La traduzione di Beowulf, un poema epico tra i più noti della tradizione anglosassone, è stata uno dei primi lavori effettuati da Tolkien, e una delle fonti originarie della sua intera produzione letteraria. Traducendo in prosa il celebre ciclo poetico, Tolkien ci pone di fronte a un giovane eroe dalla forza sovraumana che affronta mostri spaventosi, un drago che sputa fiamme e custodisce un antico tesoro, e intrighi di potere degni dei drammi shakespeariani. Beowulf è un gioiello rimasto a lungo inedito e presentato oggi ai lettori da Christopher, il figlio dell’autore, corredato da un ricco apparato di note e commenti e accompagnato dal Racconto meraviglioso, in cui le vicende dell’eroe seguono la forma e lo stile di un racconto folclorico in antico inglese. In questa edizione troveremo inoltre i commenti dello stesso Tolkien grazie a una selezione accurata delle conferenze che il professore tenne sul tema a Oxford, negli anni Trenta.

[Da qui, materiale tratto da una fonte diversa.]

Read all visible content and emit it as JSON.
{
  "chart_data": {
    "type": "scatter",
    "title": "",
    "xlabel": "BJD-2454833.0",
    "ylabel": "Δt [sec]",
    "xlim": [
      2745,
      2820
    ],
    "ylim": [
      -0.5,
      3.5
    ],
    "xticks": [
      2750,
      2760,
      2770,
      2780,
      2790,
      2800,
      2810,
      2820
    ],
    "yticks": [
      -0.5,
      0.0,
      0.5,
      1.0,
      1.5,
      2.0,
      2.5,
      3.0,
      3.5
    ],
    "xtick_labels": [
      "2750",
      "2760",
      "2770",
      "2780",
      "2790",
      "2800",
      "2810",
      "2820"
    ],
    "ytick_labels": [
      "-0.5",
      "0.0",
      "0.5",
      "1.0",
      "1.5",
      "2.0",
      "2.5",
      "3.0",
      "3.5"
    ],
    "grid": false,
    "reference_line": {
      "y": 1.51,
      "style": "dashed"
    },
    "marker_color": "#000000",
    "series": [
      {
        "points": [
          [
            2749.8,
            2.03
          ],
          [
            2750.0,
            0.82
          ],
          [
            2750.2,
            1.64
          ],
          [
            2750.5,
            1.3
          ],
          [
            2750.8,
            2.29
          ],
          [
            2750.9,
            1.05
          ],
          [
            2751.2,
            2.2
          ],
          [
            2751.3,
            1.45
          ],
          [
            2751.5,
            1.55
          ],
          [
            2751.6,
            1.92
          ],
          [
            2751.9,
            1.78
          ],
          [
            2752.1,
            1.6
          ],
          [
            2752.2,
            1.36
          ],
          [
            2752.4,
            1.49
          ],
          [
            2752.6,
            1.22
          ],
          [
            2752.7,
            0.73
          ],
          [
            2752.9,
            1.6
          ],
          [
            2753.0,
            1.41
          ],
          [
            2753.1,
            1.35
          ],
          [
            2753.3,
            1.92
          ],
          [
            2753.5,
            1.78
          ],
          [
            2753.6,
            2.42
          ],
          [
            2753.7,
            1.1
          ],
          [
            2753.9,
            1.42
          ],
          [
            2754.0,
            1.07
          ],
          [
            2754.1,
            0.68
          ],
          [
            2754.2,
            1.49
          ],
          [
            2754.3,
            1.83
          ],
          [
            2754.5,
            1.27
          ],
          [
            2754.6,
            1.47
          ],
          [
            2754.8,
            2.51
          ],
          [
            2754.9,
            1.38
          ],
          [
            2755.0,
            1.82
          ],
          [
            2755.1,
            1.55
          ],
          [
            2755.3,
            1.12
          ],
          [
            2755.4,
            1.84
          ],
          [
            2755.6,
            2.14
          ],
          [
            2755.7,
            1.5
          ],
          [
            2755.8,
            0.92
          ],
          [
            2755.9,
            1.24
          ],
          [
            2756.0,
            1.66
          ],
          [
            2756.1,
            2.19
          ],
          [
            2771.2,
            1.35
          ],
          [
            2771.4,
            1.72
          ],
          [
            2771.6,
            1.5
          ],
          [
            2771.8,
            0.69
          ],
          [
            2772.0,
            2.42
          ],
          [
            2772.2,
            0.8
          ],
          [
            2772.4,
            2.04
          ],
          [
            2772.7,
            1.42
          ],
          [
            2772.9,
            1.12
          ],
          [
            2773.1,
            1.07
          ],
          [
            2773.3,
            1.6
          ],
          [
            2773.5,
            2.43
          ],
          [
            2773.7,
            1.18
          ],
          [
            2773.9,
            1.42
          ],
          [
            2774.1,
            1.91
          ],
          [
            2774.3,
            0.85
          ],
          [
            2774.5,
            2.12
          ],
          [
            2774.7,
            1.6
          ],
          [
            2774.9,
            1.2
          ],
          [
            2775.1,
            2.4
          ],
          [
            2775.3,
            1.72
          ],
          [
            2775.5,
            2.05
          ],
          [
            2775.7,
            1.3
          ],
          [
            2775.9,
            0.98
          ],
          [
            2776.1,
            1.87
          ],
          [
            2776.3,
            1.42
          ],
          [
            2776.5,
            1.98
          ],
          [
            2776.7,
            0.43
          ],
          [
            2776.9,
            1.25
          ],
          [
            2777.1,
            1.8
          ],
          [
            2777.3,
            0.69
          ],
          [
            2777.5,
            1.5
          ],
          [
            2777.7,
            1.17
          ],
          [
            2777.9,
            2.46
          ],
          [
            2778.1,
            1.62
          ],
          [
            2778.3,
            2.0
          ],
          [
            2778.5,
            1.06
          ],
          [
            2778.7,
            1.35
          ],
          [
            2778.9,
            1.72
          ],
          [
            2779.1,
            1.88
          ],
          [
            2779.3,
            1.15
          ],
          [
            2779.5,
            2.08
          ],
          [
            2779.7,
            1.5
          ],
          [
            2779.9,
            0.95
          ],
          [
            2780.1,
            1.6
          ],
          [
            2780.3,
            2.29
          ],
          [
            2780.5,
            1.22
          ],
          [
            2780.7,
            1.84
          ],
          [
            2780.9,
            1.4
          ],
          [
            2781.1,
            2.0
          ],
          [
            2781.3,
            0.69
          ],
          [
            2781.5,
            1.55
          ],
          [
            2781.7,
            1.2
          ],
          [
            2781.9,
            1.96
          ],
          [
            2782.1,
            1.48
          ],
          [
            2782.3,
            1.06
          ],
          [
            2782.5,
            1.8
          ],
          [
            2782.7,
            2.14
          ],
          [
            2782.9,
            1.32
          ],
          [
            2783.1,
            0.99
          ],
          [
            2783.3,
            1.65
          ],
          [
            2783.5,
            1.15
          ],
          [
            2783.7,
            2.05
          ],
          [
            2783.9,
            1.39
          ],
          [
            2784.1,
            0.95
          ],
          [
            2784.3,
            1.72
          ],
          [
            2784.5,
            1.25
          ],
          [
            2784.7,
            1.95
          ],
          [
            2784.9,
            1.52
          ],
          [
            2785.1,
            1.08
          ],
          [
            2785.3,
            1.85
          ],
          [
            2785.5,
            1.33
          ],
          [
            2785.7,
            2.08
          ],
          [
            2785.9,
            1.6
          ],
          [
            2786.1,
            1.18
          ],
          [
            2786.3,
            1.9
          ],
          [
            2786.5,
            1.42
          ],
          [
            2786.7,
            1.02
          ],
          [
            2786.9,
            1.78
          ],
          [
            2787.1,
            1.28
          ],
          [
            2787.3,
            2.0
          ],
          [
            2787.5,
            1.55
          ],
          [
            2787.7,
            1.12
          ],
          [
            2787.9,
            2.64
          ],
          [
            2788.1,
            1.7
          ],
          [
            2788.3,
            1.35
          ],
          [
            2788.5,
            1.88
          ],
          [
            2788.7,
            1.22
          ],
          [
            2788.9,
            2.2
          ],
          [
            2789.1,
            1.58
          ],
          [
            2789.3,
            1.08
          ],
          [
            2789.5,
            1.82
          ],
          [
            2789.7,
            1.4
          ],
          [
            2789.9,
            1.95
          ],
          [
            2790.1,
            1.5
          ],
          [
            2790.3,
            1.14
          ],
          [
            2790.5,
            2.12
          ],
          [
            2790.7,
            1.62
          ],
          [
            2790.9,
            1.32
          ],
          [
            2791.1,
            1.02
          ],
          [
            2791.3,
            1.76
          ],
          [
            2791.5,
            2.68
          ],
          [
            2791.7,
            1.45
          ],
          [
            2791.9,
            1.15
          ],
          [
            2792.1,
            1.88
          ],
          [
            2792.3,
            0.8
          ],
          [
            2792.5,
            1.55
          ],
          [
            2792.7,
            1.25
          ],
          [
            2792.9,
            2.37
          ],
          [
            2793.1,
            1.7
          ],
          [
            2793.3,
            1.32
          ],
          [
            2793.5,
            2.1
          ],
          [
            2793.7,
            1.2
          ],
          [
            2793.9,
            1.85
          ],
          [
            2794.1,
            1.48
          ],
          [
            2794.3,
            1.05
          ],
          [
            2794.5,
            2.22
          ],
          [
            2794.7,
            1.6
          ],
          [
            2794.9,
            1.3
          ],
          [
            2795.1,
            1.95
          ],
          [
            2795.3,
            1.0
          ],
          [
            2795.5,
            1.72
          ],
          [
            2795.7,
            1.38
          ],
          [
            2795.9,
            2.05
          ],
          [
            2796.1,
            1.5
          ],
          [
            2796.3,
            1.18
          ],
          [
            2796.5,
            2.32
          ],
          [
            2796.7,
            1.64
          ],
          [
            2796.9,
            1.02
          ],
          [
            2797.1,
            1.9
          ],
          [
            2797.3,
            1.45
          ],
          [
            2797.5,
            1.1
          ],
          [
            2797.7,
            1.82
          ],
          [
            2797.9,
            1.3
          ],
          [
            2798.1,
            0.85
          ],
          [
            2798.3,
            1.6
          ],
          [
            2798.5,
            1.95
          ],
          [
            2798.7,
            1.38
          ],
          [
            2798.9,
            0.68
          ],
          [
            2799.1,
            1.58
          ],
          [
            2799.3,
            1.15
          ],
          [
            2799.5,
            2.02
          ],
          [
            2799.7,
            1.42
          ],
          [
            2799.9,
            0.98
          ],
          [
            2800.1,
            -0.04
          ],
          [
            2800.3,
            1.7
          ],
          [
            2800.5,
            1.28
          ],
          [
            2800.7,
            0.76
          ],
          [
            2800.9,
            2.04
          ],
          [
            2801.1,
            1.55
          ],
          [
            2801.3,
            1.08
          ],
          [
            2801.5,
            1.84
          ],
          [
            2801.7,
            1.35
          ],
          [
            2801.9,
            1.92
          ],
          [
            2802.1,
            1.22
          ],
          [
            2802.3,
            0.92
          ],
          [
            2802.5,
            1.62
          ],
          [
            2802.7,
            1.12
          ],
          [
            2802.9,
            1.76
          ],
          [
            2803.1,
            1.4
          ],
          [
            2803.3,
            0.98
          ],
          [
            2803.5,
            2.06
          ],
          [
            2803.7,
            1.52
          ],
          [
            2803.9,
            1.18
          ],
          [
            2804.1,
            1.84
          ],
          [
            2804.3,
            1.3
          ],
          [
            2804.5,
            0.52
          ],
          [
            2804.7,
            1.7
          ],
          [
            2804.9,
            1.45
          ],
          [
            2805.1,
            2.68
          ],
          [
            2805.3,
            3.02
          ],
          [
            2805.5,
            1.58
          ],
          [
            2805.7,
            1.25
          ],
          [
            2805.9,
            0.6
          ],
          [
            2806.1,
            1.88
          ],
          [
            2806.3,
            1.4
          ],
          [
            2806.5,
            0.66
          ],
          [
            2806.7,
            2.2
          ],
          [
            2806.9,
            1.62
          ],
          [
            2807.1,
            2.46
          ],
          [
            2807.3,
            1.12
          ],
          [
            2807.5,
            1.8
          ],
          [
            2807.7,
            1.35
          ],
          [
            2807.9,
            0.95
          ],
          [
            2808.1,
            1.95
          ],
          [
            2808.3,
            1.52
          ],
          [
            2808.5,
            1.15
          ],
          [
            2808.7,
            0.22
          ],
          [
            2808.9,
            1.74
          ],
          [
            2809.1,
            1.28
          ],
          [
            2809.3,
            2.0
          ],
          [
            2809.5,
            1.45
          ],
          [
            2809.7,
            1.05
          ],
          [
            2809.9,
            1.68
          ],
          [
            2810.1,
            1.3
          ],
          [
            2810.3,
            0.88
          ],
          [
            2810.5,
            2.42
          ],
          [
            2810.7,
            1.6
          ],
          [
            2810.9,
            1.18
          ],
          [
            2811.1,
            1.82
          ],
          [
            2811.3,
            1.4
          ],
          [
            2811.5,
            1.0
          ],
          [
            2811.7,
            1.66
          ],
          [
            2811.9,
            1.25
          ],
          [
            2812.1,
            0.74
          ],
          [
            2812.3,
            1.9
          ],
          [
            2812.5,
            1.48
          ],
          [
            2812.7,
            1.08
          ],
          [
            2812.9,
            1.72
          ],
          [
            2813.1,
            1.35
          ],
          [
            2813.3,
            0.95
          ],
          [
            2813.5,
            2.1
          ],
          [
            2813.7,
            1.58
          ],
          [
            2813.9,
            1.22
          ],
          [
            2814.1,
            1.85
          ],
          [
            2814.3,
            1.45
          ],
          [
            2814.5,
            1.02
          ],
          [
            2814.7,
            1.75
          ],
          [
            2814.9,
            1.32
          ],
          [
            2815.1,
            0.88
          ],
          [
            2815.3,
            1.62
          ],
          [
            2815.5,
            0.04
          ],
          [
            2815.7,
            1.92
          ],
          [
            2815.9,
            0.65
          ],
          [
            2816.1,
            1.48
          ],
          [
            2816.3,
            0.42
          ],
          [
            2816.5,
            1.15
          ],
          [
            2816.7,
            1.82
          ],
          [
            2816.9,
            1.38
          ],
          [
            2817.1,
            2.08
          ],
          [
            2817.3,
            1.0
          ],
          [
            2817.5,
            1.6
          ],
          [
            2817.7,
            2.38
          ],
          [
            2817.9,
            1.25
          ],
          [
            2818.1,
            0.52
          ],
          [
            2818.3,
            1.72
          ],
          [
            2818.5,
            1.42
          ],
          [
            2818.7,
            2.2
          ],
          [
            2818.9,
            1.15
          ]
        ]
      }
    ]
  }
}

Ma attenzione: Beowulf non è soltanto una “storia di draghi” o il racconto di una caccia al tesoro: è la porta che immette in un tempo antico, sinistro e reale, un’età pagana che si apparenta ai miti di formazione delle prime leggende dell’umanità, là dove l’immaginazione crea vorticose realtà poetiche, specchio del nostro essere di sempre, ieri, oggi e forse domani.